Helicobacter canis

Scientific classification
- Domain: Bacteria
- Kingdom: Pseudomonadati
- Phylum: Campylobacterota
- Class: "Campylobacteria"
- Order: Campylobacterales
- Family: Helicobacteraceae
- Genus: Helicobacter
- Species: H. canis
- Binomial name: Helicobacter canis Stanley et al., 1993

= Helicobacter canis =

- Genus: Helicobacter
- Species: canis
- Authority: Stanley et al., 1993

Species of bacterium

Helicobacter canis is a gram negative bacterium in the Helicobacteraceae family, Campylobacterales order. It was first identified and isolated from dog feces, though sheep and cats may also be important reservoirs of the bacterium. Its type strain is NCTC 12739^{T}. It colonises the lower bowel, but is also present in cases of hepatitis. Besides infecting dogs, this bacterium is known to cause infections in immunocompromised humans.

==Description==
Cells of H. canis are spiral, sometimes with truncated ends.

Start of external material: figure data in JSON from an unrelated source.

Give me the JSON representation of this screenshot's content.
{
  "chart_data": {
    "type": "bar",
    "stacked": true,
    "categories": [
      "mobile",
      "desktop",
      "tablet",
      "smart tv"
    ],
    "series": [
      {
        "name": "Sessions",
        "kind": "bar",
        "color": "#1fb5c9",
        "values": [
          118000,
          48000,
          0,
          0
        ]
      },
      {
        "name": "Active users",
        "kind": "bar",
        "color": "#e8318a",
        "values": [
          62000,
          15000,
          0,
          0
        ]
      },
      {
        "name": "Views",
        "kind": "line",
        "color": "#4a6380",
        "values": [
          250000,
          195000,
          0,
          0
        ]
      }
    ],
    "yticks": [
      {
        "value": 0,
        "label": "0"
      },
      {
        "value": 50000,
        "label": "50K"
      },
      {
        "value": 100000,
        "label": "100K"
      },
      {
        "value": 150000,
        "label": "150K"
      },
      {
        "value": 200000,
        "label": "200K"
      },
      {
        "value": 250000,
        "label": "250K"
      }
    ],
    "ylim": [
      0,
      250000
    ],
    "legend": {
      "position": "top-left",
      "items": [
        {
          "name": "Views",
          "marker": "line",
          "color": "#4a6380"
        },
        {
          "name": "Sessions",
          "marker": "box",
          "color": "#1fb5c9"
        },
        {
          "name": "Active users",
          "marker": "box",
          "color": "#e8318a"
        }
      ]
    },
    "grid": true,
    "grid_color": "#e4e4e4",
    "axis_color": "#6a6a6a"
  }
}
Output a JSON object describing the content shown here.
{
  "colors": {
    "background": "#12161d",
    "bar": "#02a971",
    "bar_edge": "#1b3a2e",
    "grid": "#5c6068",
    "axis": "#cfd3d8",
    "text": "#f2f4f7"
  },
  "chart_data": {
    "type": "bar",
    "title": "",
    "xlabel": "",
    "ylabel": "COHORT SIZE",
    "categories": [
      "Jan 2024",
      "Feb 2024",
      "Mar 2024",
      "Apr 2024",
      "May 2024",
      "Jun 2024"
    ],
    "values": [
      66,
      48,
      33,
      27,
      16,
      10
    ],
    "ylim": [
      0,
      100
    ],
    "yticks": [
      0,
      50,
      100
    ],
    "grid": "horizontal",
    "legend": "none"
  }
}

Flagella are single and bipolar, as well as sheathed, a characteristic of genus Helicobacter, and connected to a basal plate at their insertion into the cell.

== Epidemiology ==
H. canis infections have been identified globally in human and animal populations, including in Europe, South America, and Asia. The precise route of transmission is not well understood, though infections may spread through contact with saliva, vomit, and contaminated food or water. Other potential risks of indirect spread include exposure to domesticated dogs and cats.